A lawsuit filed against Center Township Trustee Carl Drummer by the township's small claims judge accuses him of meddling in the court's hiring and budgeting.Judge Lapossa's decision to sue Drummer is notable for two reasons. She is retiring as the small claims court judge at the end of the year; therefore, the outcome of the case will not personally benefit her. Any favorable decision in the case will, however, benefit her successor. Lapossa must feel very strongly about these matters to bring the suit so close to the end of her term.
Judge Paula E. Lapossa filed the suit Monday in Marion Superior Court. It argues the Indiana Constitution allows the court to hire and supervise its employees, determine the court's expenses and provide adequate space.
But the lawsuit says Drummer, the longtime trustee, hasn't provided sufficient office space, equipment or supplies. He also has interfered in hiring court staff and won't pay fees owed this year to a pro-tem judge and an interpreter, the lawsuit says; the pro-tem judge, whose name is not provided, sits in for Lapossa during some sessions and is owed $2,200.
The Center Township Board approves the court's budget, but the lawsuit says Drummer has not consulted the court before presenting its budget.
Drummer called the lawsuit frivolous, but declined to comment on the specific claims. "It’s my belief that the trustee controls the staff," Drummer said, adding the arrangement was similar in other Marion County townships. The situation has not changed in the 10 years both he and Lapossa have been in office, he said.

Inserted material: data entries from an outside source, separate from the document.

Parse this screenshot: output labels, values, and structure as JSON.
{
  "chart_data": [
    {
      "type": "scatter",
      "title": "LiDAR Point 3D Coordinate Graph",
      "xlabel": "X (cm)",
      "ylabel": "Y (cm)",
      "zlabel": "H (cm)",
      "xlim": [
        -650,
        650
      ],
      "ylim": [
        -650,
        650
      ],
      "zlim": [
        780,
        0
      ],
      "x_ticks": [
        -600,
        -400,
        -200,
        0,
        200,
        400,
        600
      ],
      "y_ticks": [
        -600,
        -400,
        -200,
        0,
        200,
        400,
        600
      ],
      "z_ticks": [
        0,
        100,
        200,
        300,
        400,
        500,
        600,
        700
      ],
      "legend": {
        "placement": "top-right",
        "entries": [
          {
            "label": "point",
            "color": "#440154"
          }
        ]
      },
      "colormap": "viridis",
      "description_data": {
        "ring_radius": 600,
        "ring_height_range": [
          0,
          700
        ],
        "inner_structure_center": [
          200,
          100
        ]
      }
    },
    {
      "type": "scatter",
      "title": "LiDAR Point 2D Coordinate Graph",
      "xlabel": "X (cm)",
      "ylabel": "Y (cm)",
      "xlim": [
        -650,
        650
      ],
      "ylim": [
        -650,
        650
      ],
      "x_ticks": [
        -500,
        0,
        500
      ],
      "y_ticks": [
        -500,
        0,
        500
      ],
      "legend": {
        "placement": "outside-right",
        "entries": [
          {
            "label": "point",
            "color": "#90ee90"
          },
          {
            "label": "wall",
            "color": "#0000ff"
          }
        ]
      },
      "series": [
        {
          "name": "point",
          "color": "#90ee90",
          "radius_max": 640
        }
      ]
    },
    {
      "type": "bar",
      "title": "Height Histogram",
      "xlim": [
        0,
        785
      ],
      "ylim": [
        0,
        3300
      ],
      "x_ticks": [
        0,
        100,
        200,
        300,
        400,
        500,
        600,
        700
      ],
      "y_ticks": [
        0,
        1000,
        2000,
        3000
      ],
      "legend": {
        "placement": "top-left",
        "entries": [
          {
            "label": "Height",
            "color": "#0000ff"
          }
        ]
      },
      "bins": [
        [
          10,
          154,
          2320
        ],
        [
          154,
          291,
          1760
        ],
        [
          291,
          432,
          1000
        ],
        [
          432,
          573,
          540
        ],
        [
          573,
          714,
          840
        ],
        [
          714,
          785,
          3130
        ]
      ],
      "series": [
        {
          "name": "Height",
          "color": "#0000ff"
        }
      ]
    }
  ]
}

Lapossa's suit requests a court order barring Drummer from interfering in those areas and an order to pay the fees. The state of Indiana also is listed as a plaintiff, and the township board is listed as a defendant.
The case has been assigned to Judge Gary L. Miller, but not hearing date is set.
Lapossa, like Drummer, is a Democrat with close ties to Rep. Julia Carson (D). Lapossa could not have become the small claims court judge for Center Township without Carson's backing, just as Drummer could not have become township trustee without Carson's backing. You may recall from an earlier post on this blog that Lapossa, as an assistant U.S. Attorney in the late 1970s, prosecuted Carson's ex-husband on federal income tax evasion charges. He was ultimately acquitted of those charges, although his wife was found guilty on one of the charges. The rift between Lapossa and Drummer is a sign of Carson's waning influence.
Under Carson's original plan for the 300 East building now known as the Julia Carson Government Center, then-Trustee Carson said the purchase of the building would allow the township to consolidate all township offices, including the small claims court, into the building. After sinking about $5 million into renovating the building (more than double what Carson had projected), the township instead continued to lease cramped space from the county in the basement of the City-County building for the small claims court. Drummer has sought to lease the building to private businesses instead of using it for township purposes. His most controversial decision in that regard being the leasing of the space for the 300 East bar to a group of political insiders--albeit done illegally because he failed to execute a lease in accordance with Indiana law.
Lapossa's lawsuit should serve as another wake-up call to Marion County Democrats that they had better get a handle on what's happening in Center Townshp. Circumstances already warrant a criminal investigation, which may very well be under way already. In my opinion, the trustee has no business telling the small claims court judge who she can hire to work for the court. Litigants pay fees to fund the court's operations, and the judge should have discretion to spend those funds. The small claims court judge should present her own budget to the township board, not the trustee. Drummer's job is to take care of serving the needy--something he's proven himself completely uninterested and/or incapable of performing.
UPDATE: Jon Murray's story in today's Star indicates that the unpaid pro tem judge is Michelle Smith Scott, who was elected in November to take Lapossa's case.